Although no relationship was observed between MPA AUC and acute rejection, FK506 AUC was clearly higher in patients with no rejection compared to patients with rejection. Hence it is important not to reduce the dose of FK506 dose when using MMF. According to the Maastricht data, target levels for FK506 should be kept around 15-20 ng/ml (Day 0-14), 10-15 ng/ml (day 15-28), 7-10 ng/ml (week 4-6 months) and 5-7 ng/ml (after 6 months).
In terms of the side effect profile for FK506 and CsA, cholesterol was found to be higher for CsA within the first year compared to FK506. More statin use was required with Cyclosporin compared to FK506. Although blood pressure was similar for both FK506 and CsA, number of anti-hypertensives was significantly greater for CsA compared to FK506. Only 6% patients on FK506 versus 50% patients on CsA required 3 or more anti-hypertensives for blood pressure control. Indeed, a CsA-FK506 4-week cross-over study switching patient from CsA to FK506 and then back to CsA noted indeed a drop in mean arterial pressure (MAP) by 10 mmHg when switching patient from CsA to FK506 and increase in MAP when switching patient back to CsA. Total cholesterol and LDL-cholesterol showed similar reduction with FK506 and increase when switched back to CsA.

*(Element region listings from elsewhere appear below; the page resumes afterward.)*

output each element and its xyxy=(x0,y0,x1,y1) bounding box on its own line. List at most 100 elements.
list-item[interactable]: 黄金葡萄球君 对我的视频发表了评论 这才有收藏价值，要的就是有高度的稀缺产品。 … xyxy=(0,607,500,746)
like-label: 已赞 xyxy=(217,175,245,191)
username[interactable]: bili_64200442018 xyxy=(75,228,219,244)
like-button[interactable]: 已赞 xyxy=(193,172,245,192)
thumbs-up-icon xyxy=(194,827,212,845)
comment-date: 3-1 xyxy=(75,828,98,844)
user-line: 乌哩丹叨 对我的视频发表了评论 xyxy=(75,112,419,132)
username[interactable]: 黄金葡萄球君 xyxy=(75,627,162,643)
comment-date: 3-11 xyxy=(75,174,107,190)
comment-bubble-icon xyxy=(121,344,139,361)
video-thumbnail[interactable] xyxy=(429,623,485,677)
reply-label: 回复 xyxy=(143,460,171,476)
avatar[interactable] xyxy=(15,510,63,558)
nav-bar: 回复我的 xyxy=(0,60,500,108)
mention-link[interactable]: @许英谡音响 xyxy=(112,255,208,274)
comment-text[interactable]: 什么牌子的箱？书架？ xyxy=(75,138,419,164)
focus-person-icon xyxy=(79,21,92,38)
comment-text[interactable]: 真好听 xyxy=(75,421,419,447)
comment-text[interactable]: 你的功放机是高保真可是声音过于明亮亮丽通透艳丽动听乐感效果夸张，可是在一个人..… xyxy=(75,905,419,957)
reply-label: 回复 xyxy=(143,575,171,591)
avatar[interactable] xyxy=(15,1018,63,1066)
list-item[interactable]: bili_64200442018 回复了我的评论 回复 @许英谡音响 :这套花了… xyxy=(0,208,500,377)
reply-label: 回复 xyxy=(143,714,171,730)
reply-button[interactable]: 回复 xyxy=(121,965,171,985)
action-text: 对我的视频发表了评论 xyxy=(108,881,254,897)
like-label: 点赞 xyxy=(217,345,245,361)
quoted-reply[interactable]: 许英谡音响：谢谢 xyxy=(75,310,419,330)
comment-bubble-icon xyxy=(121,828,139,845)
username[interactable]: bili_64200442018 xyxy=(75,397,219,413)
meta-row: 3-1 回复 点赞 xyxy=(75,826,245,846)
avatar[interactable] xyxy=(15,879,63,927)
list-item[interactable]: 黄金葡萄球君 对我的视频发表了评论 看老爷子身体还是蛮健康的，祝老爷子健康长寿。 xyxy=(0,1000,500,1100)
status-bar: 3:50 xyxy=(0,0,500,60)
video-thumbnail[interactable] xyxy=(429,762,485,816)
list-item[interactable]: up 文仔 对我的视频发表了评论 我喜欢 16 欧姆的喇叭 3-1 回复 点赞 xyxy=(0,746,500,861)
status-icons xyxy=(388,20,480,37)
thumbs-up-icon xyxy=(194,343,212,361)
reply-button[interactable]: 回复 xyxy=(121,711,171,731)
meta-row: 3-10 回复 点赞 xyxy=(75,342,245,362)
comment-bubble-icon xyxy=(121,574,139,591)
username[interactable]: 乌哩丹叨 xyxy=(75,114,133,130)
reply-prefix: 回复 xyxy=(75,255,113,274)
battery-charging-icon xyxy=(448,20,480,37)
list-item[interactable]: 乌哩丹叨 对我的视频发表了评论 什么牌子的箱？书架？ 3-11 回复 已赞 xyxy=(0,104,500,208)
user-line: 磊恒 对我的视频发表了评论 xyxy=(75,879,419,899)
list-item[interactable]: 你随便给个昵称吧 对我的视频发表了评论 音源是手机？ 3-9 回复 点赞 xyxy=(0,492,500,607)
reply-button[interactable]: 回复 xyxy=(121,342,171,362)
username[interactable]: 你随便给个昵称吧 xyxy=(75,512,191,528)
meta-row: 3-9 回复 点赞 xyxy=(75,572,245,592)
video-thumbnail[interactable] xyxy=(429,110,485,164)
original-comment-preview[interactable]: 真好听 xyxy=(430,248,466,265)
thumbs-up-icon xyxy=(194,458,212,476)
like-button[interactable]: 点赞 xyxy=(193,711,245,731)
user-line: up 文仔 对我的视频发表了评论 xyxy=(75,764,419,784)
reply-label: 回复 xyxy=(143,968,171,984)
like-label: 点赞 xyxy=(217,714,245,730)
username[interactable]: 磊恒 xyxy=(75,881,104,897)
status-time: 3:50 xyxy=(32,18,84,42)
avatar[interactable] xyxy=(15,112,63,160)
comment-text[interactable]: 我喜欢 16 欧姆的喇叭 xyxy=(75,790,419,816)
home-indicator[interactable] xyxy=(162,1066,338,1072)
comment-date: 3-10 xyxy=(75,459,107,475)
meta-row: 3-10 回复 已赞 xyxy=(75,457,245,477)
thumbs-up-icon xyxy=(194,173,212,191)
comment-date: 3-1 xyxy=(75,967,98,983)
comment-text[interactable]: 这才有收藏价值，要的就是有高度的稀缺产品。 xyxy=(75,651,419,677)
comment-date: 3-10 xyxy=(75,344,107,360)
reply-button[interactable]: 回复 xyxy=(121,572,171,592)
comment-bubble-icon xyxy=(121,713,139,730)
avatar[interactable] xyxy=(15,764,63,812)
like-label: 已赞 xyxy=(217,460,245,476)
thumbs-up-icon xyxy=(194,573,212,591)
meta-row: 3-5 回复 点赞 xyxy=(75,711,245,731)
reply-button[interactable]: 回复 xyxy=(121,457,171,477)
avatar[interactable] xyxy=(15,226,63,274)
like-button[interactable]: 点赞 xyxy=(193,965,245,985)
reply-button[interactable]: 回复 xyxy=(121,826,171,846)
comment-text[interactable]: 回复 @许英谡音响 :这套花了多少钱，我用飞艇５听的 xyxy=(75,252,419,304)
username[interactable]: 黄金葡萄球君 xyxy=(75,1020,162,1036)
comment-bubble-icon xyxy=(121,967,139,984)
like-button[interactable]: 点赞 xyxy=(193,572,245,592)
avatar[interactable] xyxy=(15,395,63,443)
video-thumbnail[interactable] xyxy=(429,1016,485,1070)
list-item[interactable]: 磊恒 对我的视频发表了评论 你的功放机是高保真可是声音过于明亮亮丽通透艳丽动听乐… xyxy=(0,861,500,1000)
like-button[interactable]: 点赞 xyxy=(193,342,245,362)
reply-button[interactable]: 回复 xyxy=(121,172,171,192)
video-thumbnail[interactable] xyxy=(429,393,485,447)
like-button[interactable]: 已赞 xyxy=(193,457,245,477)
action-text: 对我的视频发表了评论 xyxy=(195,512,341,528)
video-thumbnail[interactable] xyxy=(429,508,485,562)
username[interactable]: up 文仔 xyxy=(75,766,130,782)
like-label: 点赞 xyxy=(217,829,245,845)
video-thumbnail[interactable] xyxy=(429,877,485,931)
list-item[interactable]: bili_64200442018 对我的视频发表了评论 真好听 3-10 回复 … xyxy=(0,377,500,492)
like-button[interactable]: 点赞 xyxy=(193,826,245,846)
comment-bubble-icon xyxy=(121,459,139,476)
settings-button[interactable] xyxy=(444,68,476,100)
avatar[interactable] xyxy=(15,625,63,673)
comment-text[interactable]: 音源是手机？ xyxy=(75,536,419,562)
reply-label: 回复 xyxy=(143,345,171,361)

There are also data to suggest that FK506 may be more cost-saving compared to CsA. Taking into account that less anti-rejection therapy is required, MMF dose is lower (1g lower for FK506 than CsA) with the use of FK506, better steroid sparing effect with Fk506 and hence no osteoporosis treatment required, less anti-hypertensives and statins use, the total running cost with FK506 may be lower compared to CsA. More recent economic analysis by the UK group comparing the use of FK506 versus CsA in kidney transplantation, however, showed no significant difference in cost per survival with either treatment. These data were presented in the British Transplantation Society Meeting in March 2001.